Foreign Exchange Insights

June 27, 2008

Net oil-consuming nations face a common enemy in soaring energy costs, which lift inflation and cut economic growth.  Since the end of the first quarter, oil prices have advanced 38%.  The weakest major currencies since end-March have been the yen and Swiss franc, the historic financing vehicles in carry-trade investments.  The strongest currencies in 2Q08 were the Australian and Canadian dollars, whose movements tend to correlate positively with commodity price trends.  The dollar is little changed on balance since the start of the second quarter against the euro and sterling but has performed poorly lately across the board.  This past week through 14:15 GMT on Friday saw the greenback slide by 2.5% against the Canadian dollar, 1.2% versus the Swiss franc, 0.8% relative to the euro, yen and Aussie dollar, and 0.6% against sterling.

For now, rising oil prices will do more harm than good for the dollar.  The U.S. economy was already more fragile than others.  The United States needs capital inflows to finance a current account deficit that edged up to 5.0% of GDP last quarter.  Fed officials have escalated their hawkish rhetoric, where “hawkish” as used here is meant to imply a predisposition to raise interest rates, but persistent housing market strains, weakening labor market conditions, and plunging consumer sentiment mitigate the threat of any bite behind the bark.  The European Central Bank, by comparison, will be raising its key interest rates next Thursday despite data suggesting that regional growth is slowing more abruptly than that central bank had assumed.

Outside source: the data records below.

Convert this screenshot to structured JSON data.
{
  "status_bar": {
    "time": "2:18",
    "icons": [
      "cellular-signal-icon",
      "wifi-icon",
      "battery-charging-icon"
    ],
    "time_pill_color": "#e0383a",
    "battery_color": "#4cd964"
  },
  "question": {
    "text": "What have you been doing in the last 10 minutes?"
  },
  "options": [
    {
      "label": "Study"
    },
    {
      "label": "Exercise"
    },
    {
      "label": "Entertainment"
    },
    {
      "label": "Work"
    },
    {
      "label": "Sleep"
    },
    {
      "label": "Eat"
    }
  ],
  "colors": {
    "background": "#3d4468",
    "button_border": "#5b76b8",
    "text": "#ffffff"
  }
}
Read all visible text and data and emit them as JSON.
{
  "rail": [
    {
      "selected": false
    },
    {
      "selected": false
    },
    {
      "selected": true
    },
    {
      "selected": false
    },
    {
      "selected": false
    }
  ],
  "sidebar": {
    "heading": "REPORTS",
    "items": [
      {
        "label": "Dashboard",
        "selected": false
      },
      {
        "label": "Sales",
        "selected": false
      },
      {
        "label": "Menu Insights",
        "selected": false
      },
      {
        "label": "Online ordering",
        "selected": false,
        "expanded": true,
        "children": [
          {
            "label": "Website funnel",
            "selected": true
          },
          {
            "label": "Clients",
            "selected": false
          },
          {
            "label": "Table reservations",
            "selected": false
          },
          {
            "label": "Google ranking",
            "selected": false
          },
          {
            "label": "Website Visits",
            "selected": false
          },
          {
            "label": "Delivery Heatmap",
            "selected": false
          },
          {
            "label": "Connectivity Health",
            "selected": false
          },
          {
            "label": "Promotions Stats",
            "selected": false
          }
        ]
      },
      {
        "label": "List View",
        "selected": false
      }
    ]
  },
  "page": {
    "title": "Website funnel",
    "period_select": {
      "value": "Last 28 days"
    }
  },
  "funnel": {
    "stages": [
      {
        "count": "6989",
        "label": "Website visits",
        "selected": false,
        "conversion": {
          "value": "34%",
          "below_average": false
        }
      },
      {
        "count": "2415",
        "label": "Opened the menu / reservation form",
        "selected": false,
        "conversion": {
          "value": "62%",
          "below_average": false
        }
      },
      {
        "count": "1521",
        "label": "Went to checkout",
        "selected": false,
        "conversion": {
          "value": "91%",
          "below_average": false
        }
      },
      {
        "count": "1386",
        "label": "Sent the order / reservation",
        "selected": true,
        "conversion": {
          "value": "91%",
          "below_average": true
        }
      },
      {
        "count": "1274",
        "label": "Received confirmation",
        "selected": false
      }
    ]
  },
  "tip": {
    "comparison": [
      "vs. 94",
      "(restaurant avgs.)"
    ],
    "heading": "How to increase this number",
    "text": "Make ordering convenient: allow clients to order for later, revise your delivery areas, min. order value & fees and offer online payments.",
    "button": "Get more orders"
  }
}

Next week will feature a number of potentially market-moving weak economic reports.  On Tuesday, the Bank of Japan’s quarterly survey of business conditions and expectations, known as the Tankan, will fan fears of a possible recession, but with a central bank rate of just 0.5%, the Bank of Japan will not introduce new stimulus in response.  The United States reports the PMI-mf’g survey results on Tuesday, followed by its service-sector counterpart on Thursday along with the monthly labor market survey that same day.  These numbers will be weak.  So will Euroland and Britain’s monthly PMI’s.  Preliminary Euroland readings announced last Monday unexpectedly revealed a trio of sub-50 scores for the overall economy of 49.5 versus 51.1 in May and 57.8 in June 2007, 49.1 in manufacturing, down from 50.6 in May and 55.6 in June 2007, and 49.5 in services after 50.6 in May and 58.3 a year earlier.  A score below 50 implies contracting activity, while readings above that level point to expansion. The overall score is at a five-year low.

Having escalated their protest against dollar depreciation, U.S. and other G7 officials have their credibility on the line.  This is not quite as significant as it seems.  Policy credibility can be built back up with good, consistent behavior, but the process can be difficult.  If the dollar weakens and oil strengthens from here, it is unlikely officials will stay silent.  Beyond talk, however, policy options are limited.  The ECB may curb its enthusiasm for additional rate hikes, but the main gesture has to come from the Fed.  With dollar depreciation feeding the oil market frenzy, a rate hike by the Fed from a very accommodative stance currently could have a net stimulative effect.  Oil might stabilize, and equities, U.S. housing, and consumer confidence could hardly do worse than they are performing already.  Another possibility to consider is currency market intervention, in which the G7 buys dollars against other currencies.  Such options will come into play only if the atmosphere surrounding the dollar takes a dramatic and sustained turn for the worse.  The most important dollar relationship is its value against the euro, and that pair barely moved on net during the second quarter.  So the flash-point for policy surprises, if such come sooner rather than later, is likely to arise from other financial markets — soaring commodities, sinking equities, or rising long-term interest rates — and not from foreign exchange movements per se.

The coming business week ends early with the 18:00 GMT U.S. Treasury market closure on Thursday ahead of the Independence Day holiday.  At times when the U.S. has a major holiday not shared elsewhere, currency movements become listless.  Other times, trading gets erratic.  On Friday, July 6, 1973, less than four months into the experiment of floating dollar rates, world foreign exchange markets suffered a near-complete seizure, with very wide bid-ask spreads and a free-falling U.S. currency.  The rupture was so severe that a decision was made that weekend to re-introduce a role for currency market intervention (the original dollar float did not envisage any intervention) to be decided when the situation warranted it.  The Fed, as agent for the U.S. Treasury, thereafter was entrusted with the responsibility of “countering disorderly market conditions,”  and the definition of a disorderly market was framed in terms of the conditions that had been seen on July 6, 1973.  As the third quarter begins, market participants should watch out for the unexpected (for example, the sub-prime credit crisis burst onto the scene last August) and understand that market moves in summer-thin volume may not be indicative of underlying supply and demand.